Wednesday, May 9, 2018

Sometimes loneliness crashes onto our souls like an enormous wave. Mostly it’s not that way. Mostly we keep it all in check. After all, we’re missionaries. The life of a missionary is a life of good-byes. Final hugs. Promises to write that may or may not be kept. Stuffing emotions as we hurry on to the next visit with people we only see once every few years. You learn how to cope. How to manage. How to not feel. And then something happens and it overwhelms us.

The better part of thirty years ago a family member asked how many really close friends I had. Said she had learned that if a person has one or two they are truly blessed. Rich in fact. I began counting my friends. There was Fran and Sharon of course. The three of us were inseparable. I thought of Miriam and Jan and Mary and Jane and Pat and Judy and Linda and on and on the names went. She was amazed that I could come up with so many, many close friends. Thought I was cheating as a matter of fact. But I wasn’t. God has blessed us beyond measure with deep relationship in many parts of the world. People whom we can pour out our dreams and fears to. People who have known us for a very long time and love us quite in spite of all our many shortcomings. But each of those friendships come at a price. The price of separation. The final hugs. The good-byes. The promise of a letter. One last wave. And then tucking the feelings away. It hurts too much to dwell on the loneliness.

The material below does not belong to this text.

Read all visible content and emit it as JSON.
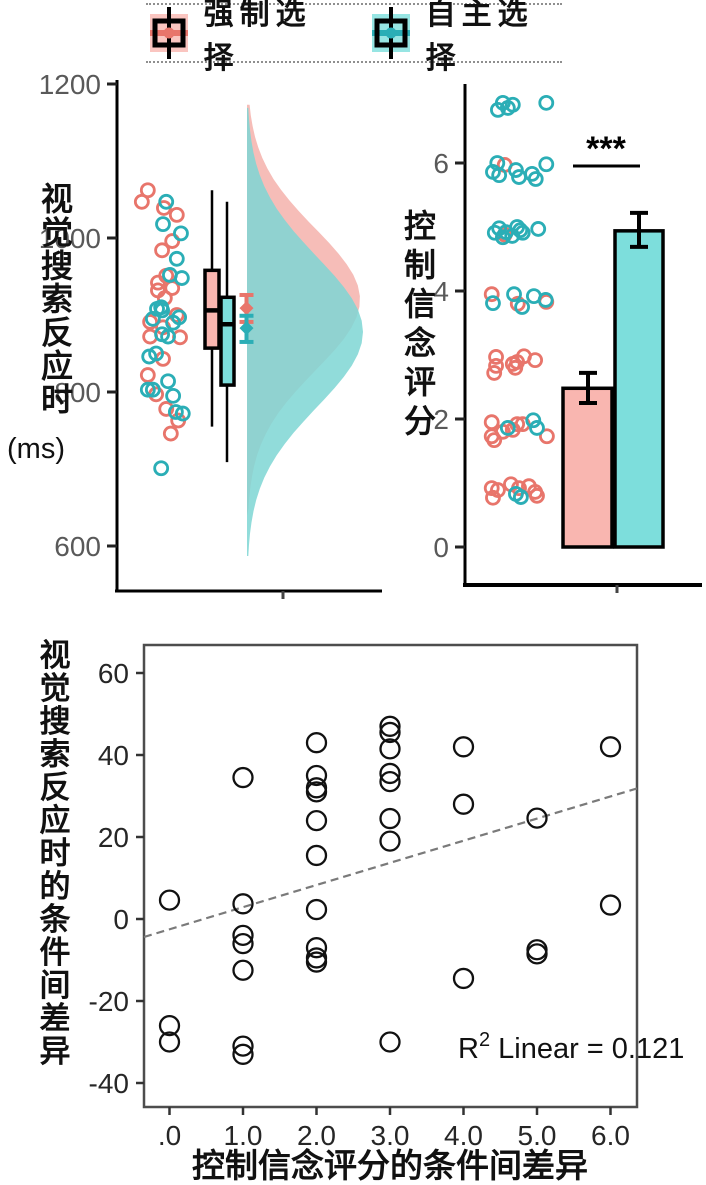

Until it bursts out in ways we can no longer stuff down inside. And that’s what happened with the pint sized nine year old girl who spent the better part of a month with us. When she first came to us, she barely spoke. Mostly Sango to her house mother. A bit of French. A bit more to Doris and Francis. She mostly sat on a little stool in the kitchen and watched life pass her by. By day three she was warming up to Papa Jim. He poured all his spare time into her life. Did everything in his power to help her transition into her new life in America. Began teaching her English words. Taught her how to cut with scissors. Watched movies with her. Soon she was opening up a bit more. And then Doris brought her three year old daughter to work with her. Honorine was glued to that child. They spent the day playing with our toys and whispering and giggling. At the start of week three she decided to become my friend. She would run down the hall and throw her arms around my legs when I came out of our room. And she trailed me everywhere like a little puppy dog. The giggling intensified. And out and out laughter. She developed a full blown personality. Became a tease. And then her American parents arrived. Day by day she blossomed. She was straining to understand their English. And mimic it. She morphed into an American girlie girl, complete with pink fingernail polish. Though she adored her new parents, she remained very attached to us. And then the over-lap days came to an end. The taxi arrived and took them off to the airport. Final hugs, final good-byes, promise to come back some day. And it was over with.

The gaping hole in our hearts cannot be ignored. It’s impossible to stuff these emotions. We miss this little munchkin more than words can say. And she’s gone from our lives forever. The life of a missionary is a life of good-byes. You learn how to cope. How to manage. How to not feel. And then something happens and it overwhelms us. Something called Honorine.